Einen solchen allgemeinen Klärungsbedarf hat der Beklagte nicht dargelegt. Die von ihm angesprochenen “anerkannten Milderungsgründe” sind in der Rechtsprechung des Disziplinarsenats des Bundesverwaltungsgerichts für die Fallgruppe der Zugriffsdelikte, d.h. für die Veruntreuung dienstlich anvertrauter Gelder oder Güter entwickelt worden. In dem Urteil vom 20. Oktober 2005 (a.a.O. S. 262) hat der Senat bestätigt, dass das Vorliegen eines “anerkannten Milderungsgrundes” bei einem Zugriffsdelikt regelmäßig eine noch günstige Persönlichkeitsprognose zulässt und daher unter Geltung des § 13 BDG geeignet sein kann, von der bei Zugriffsdelikten indizierten Entfernung aus dem Beamtenverhältnis abzusehen.
Der “anerkannte Milderungsgrund” der Wiedergutmachung des Schadens setzt voraus, dass der Beamte den durch seine innerdienstlichen Zugriffshandlungen herbeigeführten Schaden in voller Höhe freiwillig und ohne Furcht vor konkreter Entdeckungsgefahr ausgleicht (stRspr; vgl. Urteil vom 6. September 1994 – BVerwG 1 D 18.94 – BVerwGE 103, 164 ≪168 ff.≫). Dies ist nach Aufdeckung der Pflichtenverstöße naturgemäß nicht mehr möglich.
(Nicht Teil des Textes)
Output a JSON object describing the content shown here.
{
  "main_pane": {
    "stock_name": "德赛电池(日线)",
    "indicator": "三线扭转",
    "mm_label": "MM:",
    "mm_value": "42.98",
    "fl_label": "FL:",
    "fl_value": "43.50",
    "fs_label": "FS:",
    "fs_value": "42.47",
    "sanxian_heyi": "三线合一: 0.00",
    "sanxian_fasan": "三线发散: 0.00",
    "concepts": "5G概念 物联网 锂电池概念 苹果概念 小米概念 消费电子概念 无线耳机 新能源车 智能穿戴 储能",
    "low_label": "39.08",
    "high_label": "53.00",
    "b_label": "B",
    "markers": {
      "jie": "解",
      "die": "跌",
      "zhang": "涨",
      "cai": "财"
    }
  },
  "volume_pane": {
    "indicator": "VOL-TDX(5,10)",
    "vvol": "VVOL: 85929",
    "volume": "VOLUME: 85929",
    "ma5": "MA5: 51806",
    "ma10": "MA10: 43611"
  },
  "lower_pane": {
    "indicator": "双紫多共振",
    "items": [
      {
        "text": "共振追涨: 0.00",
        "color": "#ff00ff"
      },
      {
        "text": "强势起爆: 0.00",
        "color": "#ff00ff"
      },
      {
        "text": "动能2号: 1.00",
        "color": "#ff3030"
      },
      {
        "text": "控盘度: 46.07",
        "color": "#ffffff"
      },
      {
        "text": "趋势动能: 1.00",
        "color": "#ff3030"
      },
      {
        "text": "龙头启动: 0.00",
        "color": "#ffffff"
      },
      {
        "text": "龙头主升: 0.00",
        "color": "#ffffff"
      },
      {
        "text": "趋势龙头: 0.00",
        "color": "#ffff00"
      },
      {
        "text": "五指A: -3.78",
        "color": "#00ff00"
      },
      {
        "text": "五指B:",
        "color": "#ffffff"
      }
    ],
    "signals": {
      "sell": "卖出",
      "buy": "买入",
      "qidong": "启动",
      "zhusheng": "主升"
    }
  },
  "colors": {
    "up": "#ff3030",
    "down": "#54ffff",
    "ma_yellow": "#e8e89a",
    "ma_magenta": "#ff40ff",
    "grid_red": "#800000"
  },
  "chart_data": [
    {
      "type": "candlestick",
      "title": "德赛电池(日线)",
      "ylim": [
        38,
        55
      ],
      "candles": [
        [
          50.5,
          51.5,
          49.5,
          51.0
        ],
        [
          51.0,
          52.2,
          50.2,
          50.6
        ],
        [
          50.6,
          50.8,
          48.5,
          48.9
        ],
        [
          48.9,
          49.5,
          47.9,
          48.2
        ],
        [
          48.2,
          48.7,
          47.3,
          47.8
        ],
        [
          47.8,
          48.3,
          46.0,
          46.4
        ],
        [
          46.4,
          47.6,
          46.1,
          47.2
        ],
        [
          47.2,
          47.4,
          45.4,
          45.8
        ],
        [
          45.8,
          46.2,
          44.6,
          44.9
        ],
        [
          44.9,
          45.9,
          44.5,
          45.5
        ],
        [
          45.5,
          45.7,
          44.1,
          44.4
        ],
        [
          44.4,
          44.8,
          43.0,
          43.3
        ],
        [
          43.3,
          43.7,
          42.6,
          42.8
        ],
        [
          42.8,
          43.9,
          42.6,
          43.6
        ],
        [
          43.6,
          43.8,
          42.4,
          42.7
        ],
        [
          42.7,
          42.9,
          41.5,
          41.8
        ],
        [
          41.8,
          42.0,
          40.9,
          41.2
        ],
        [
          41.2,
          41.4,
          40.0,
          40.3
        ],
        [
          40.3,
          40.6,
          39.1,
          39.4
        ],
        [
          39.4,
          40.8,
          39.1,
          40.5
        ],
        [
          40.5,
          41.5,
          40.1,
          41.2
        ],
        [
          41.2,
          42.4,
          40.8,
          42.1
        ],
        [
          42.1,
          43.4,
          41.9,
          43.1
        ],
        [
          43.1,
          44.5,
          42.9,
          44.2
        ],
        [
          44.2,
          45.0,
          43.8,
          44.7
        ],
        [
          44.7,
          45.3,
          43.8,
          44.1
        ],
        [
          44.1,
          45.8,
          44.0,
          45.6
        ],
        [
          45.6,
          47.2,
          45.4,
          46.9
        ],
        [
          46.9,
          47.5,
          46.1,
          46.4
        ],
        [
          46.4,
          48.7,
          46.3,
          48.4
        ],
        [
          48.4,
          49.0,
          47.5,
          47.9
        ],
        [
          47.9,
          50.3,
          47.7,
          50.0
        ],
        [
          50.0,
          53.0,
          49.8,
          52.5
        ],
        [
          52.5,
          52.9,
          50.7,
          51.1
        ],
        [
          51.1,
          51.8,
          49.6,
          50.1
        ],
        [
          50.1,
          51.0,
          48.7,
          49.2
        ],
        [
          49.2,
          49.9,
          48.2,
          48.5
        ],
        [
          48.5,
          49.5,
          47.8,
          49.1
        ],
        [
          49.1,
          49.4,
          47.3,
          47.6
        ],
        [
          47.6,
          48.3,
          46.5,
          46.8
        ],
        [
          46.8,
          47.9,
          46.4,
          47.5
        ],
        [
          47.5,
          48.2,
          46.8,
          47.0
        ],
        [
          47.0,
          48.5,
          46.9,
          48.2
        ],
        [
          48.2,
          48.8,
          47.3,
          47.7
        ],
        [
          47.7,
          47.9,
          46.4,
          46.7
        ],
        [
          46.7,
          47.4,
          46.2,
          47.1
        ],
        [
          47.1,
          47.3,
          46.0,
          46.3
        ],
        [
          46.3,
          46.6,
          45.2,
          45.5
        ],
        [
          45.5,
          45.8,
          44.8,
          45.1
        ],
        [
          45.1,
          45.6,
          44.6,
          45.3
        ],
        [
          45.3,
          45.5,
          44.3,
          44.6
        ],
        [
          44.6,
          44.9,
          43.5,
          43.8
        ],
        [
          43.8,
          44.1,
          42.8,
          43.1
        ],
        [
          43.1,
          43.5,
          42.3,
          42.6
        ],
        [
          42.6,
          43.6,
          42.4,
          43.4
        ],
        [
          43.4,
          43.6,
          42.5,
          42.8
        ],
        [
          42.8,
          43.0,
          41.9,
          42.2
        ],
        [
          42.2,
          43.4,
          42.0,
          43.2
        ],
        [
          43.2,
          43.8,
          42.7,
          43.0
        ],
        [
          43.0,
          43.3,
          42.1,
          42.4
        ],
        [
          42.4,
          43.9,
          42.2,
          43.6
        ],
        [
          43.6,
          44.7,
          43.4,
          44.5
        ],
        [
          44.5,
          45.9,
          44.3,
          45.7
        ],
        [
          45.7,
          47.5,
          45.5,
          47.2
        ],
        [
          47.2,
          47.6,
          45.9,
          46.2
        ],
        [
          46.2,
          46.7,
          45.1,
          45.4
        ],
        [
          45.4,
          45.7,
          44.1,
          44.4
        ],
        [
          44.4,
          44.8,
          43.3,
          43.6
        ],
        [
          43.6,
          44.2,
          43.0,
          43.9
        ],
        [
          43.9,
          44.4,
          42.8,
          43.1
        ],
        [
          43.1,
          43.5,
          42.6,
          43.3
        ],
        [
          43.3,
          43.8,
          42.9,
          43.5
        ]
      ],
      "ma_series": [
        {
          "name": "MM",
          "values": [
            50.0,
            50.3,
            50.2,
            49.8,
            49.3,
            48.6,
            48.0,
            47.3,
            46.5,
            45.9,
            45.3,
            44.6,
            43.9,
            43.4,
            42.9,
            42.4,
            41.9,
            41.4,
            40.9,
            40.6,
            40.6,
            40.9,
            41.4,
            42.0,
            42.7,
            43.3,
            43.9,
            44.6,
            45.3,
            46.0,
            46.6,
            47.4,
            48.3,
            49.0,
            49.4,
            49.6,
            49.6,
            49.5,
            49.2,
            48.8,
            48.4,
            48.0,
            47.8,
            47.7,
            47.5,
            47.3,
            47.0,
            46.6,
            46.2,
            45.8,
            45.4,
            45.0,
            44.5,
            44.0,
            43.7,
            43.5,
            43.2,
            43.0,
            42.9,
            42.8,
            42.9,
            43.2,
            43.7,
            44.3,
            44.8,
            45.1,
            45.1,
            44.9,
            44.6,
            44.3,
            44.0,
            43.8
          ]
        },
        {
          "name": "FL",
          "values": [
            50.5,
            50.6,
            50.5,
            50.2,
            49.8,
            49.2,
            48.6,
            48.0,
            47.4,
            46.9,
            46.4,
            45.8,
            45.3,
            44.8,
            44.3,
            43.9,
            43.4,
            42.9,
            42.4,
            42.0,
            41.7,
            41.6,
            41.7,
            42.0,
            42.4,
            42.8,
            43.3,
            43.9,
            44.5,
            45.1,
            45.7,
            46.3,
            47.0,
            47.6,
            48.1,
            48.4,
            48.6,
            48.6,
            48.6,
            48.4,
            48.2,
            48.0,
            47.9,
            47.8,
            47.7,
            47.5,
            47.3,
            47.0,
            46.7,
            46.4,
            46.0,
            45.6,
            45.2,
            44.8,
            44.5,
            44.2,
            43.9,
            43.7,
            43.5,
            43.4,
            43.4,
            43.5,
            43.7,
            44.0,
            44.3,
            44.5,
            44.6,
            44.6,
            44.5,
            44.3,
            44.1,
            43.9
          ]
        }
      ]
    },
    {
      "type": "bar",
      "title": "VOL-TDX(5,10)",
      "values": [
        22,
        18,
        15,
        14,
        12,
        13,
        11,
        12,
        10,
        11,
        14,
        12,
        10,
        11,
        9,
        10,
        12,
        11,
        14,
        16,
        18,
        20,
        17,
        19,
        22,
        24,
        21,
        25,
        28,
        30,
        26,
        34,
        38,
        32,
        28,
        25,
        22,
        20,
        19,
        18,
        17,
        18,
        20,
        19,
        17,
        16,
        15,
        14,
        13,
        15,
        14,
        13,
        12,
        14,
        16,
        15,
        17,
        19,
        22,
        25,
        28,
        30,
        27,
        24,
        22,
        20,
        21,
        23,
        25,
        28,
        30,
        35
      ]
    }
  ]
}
Demgegenüber werden dem Beklagten keine innerdienstlichen Zugriffshandlungen, sondern außerdienstliche Veruntreuungen zur Last gelegt. Für diese Fallgruppe ist seit jeher anerkannt und bedarf unter Geltung von § 13 Abs. 1 und 2 BDG keiner weiteren revisionsgerichtlichen Klärung, dass die erforderliche Disziplinarmaßnahme ohne Bindung an “anerkannte Milderungsgründe” nach den besonderen Merkmalen des Einzelfalles und der Persönlichkeit des Beamten zu bestimmen ist. Als erschwerende Umstände sind etwa zu berücksichtigen, dass der Beamte eine Vielzahl von Einzelhandlungen über einen längeren Zeitraum vorgenommen hat, eine Vertrauensstellung missbraucht oder einen erheblichen Schaden angerichtet hat. Je gravierender die erschwerenden Umstände zu Buche schlagen, desto gewichtiger müssen die mildernden Umstände sein, um davon ausgehen zu können, dass noch ein Rest an Vertrauen zu dem Beamten vorhanden ist (stRspr, vgl. Urteil vom 24. November 1998 – BVerwG 1 D 36.97 – Buchholz 232 § 54 Satz 3 BBG Nr. 16). Nach den tatsächlichen Feststellungen der Berufungsentscheidung, die der Beklagte nicht mit Verfahrensrügen angegriffen hat, sind die drei angeführten erschwerenden Umstände im vorliegenden Fall allesamt gegeben. Daraus durfte das Gericht auch angesichts der durchaus in Erwägung gezogenen Entlastungsgründe auf eine nicht wieder gutzumachende Ansehensschädigung schließen.
Die Kostenentscheidung folgt aus § 154 Abs. 2 VwGO, § 77 Abs. 4 BDG. Gerichtsgebühren werden gemäß § 78 Abs. 1 Satz 1 BDG nicht erhoben.